While blockchain does enable Bitcoin to eliminate the middleman in transactions, this is not the case in other applications. As long as the transaction remains within the internal ecosystem, there is no need for external validation. However, mediations can still help with data entry and authentication when interacting with the entire world.

4. Blockchain is simply a public point-to-point system.

The most significant selling point of many apps using blockchain technology is the public nature of transactions. Unfortunately, this transparency has led many enterprises to believe that blockchains can only exist in a public environment or that it is impossible to create applications that rely on permissions. While this is the most common version available today, blockchain doesn’t have to be open to all participants. It can be open only to those who need to know specific information.

Like all new technologies, blockchain will succeed or fail to depend on its application.

Model 4: Executives must dethrone blockchain

Executives need to shed the marketing jargon and grandiose promises that make blockchain look like a tech fad.
Instead, they must identify their core goals and decide whether blockchain can help them achieve them faster.

Model 5: The position of blockchain in today’s business environment

For companies, one of the benefits of Silicon Valley’s adventurous nature is that it allows others to learn from its successes and failures. Here are a few ways blockchain has proven its worth:

1. Coordinate document control and third party sharing

Despite its reputation as an open distribution solution, blockchain is a perfect way to share information securely without letting it fall into the wrong hands. This could be a game-changer in industries such as healthcare, where safety is Paramount. It provides the right people with easy access to comprehensive data, greatly reducing security risks.

2. Work with AI to improve supervision and insight

In traditional workplaces, databases often become data silos — challenging to share across departments or companies. However, blockchain should be shared with those who need it as a perfect universal repository for businesses or entire industries.

This sharing is crucial for better communication and data insight.
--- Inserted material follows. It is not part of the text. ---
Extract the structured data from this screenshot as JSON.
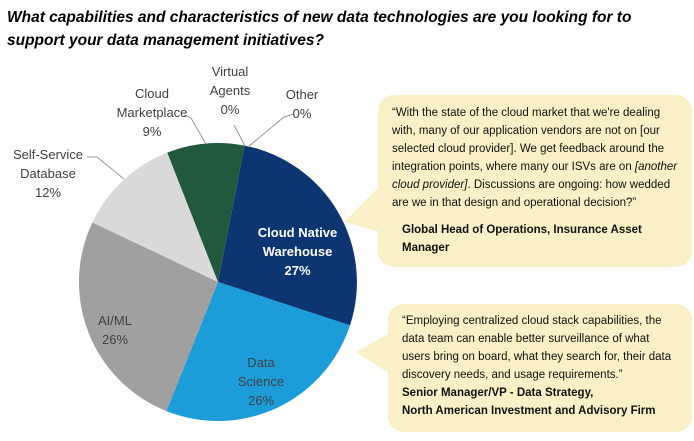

As more information is collected and shared, machine learning algorithms can train models from more information.

Moreover, what may not be obvious to one expert may be obvious to another with different skills and knowledge — enabling out-of-the-box thinking that is impossible on a data island.

3. Leverage customer data to improve sources

Because blockchain can be easily and securely distributed, partners, can easily collect, read, and analyze information from around the globe. When it comes to determining which suppliers produce the highest quality products, data from customers can provide an accurate insight into the direction of the investigation.

4. Predict the device maintenance mode

Platforms like TMW Systems offer solutions that use blockchain to alert companies when problems arise. They also collect data about each event. Helping companies understand when and why equipment fails saves capital and time in the long run.

Model 6: Blockchain is no longer the best technology for Silicon Valley residents

Any business can use specific use cases, and blockchain is no longer the best technology in Silicon Valley. So it’s not enough for business executives to think about whether to use blockchain, but how to use it better.

Figuring out how blockchain can help companies grow and build on that technology is what all executives should be thinking about.

The development of blockchain technology must be based on application, which requires developers to consider and enterprise managers to participate in.